Improvements in the trade-off between cell efficiency and cost are well illustrated by the preparation of silicon that is the basic material of current solar cells. Initially, high-purity silicon was grown from a silicon melt by slowly pulling out a seed crystal that grew by the accretion and slow solidification of the molten material. Known as the Czochralski process, this resulted in a high-purity, single-crystal ingot that was then sliced into wafers about 1 millimetre (0.04 inch) thick. Each wafer’s surface was then “doped” with impurities to create p-type and n-type materials with a junction between them. Metal was then deposited to provide electrical leads, and the wafer was encapsulated to yield a cell about 100 millimetres in diameter. This was an expensive and time-consuming process; it has been much improved in a variety of ways. For example, high-purity silicon can be made at drastically reduced cost by chemically converting ordinary silicon to silane or trichlorosilane and then reducing it back to silicon. This silane process is capable of continuous operation at a high production rate and with low energy input. In order to avoid the cost and waste associated with sawing silicon into wafers, methods of directly drawing molten silicon into thin sheets or ribbons have been developed; these can produce crystalline, polycrystalline, or amorphous material. Another alternative is the manufacture of thin films on ceramic substrates—a process that uses much less silicon than other methods. Single-crystal silicon has a higher efficiency than other forms, but it is also much more expensive. The materials challenge is to find a combination of cost and efficiency that makes photovoltaic electricity economically possible.

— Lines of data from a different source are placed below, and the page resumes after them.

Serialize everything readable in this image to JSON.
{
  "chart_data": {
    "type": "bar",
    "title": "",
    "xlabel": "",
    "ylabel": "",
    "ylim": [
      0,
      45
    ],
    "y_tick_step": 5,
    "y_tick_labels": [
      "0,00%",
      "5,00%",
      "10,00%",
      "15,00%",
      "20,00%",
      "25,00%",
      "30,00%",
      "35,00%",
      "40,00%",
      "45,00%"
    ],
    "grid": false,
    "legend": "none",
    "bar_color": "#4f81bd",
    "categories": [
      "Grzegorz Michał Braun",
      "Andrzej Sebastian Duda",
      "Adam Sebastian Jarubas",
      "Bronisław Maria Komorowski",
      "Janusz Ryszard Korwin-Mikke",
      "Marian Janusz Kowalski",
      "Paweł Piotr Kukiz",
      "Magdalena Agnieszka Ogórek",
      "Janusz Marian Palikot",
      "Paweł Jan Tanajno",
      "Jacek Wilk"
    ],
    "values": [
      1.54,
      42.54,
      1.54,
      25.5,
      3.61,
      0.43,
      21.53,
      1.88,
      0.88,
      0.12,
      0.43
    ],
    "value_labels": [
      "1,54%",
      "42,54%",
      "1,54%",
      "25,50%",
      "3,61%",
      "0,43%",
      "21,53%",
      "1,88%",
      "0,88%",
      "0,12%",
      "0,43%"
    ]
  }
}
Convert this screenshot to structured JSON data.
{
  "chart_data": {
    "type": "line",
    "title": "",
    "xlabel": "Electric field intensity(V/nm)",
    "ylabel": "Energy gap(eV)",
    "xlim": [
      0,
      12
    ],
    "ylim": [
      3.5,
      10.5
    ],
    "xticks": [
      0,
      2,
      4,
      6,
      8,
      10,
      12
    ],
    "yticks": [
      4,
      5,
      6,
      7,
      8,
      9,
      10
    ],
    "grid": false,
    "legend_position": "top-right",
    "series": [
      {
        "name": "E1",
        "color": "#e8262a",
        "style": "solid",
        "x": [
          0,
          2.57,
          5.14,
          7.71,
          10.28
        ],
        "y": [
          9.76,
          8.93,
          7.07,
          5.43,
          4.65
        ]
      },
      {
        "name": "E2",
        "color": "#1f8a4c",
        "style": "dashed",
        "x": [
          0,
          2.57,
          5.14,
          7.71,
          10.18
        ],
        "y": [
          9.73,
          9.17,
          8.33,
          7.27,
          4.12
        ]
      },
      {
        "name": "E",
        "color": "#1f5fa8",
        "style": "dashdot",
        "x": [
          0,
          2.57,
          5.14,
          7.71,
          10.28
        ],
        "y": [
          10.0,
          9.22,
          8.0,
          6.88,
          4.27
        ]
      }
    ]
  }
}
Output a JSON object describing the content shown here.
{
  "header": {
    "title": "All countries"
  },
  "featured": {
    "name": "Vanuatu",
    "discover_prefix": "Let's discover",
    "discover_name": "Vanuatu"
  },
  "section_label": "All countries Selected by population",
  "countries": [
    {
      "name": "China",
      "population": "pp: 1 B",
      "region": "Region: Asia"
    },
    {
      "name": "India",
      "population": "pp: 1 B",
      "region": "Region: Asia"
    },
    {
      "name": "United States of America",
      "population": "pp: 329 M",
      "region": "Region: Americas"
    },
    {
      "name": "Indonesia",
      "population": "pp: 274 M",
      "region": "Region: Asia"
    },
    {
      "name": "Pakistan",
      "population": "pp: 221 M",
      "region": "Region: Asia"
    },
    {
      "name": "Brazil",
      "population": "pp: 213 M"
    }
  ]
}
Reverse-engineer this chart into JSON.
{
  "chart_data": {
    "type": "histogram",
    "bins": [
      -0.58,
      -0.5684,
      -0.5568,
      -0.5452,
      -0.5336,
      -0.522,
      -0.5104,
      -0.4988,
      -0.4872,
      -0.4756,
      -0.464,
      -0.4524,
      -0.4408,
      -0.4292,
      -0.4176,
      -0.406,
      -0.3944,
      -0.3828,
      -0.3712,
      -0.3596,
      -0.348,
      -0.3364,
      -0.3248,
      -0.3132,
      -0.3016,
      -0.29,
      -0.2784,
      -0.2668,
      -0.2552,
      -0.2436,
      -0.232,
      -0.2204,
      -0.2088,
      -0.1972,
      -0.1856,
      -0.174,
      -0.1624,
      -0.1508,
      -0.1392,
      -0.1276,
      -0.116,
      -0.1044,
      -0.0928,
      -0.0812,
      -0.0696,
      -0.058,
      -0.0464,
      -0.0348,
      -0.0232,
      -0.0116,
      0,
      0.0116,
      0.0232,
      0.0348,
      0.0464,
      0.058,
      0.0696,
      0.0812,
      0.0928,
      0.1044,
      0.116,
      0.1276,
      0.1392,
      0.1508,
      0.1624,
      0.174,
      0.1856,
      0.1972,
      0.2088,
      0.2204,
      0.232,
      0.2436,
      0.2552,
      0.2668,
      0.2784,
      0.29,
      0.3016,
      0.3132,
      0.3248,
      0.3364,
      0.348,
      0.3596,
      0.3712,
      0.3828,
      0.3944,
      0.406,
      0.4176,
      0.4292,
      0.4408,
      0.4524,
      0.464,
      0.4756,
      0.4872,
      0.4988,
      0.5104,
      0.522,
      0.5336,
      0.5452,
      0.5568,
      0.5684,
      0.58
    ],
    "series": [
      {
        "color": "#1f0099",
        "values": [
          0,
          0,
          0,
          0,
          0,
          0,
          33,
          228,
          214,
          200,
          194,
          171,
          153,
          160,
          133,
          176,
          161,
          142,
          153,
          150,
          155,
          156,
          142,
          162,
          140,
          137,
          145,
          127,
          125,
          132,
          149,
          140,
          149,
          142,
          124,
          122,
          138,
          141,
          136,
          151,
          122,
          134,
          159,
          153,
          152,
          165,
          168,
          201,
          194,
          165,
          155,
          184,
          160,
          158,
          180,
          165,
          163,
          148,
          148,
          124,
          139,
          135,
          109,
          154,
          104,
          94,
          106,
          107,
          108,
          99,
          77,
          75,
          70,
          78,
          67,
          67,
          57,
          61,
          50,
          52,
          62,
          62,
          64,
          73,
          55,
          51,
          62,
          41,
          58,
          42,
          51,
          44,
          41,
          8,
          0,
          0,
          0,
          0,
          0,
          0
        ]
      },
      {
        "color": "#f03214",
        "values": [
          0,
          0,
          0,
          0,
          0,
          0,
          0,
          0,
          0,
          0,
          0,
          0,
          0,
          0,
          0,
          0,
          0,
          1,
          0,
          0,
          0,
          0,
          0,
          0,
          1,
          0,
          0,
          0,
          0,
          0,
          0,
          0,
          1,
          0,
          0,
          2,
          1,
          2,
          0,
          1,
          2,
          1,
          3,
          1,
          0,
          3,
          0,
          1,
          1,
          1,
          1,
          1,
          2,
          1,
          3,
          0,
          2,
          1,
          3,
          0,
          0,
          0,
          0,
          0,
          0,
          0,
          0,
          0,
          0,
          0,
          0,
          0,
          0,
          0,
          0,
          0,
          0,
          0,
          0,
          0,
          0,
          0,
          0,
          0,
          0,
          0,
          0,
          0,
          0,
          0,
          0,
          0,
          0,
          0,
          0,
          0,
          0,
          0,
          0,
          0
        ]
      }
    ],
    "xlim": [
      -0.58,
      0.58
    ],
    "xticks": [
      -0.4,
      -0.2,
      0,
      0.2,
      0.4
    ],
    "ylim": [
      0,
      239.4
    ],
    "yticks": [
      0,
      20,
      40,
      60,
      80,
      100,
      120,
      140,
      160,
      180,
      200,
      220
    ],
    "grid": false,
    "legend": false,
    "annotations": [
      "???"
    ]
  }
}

Surface treatments that increase efficiency include deposition of antireflecting coatings, such as silicon nitride, on the front of the cell and highly reflective coatings on the rear. Thus, more of the light that strikes a cell actually enters it, and light that escapes out the back is reflected back into the cell. An ingenious surface treatment is part of the point contact method, in which the surface of the cell is not planar but microgrooved so that light is randomly reflected as it strikes the cell. This increases the amount of light that can be captured by the cell.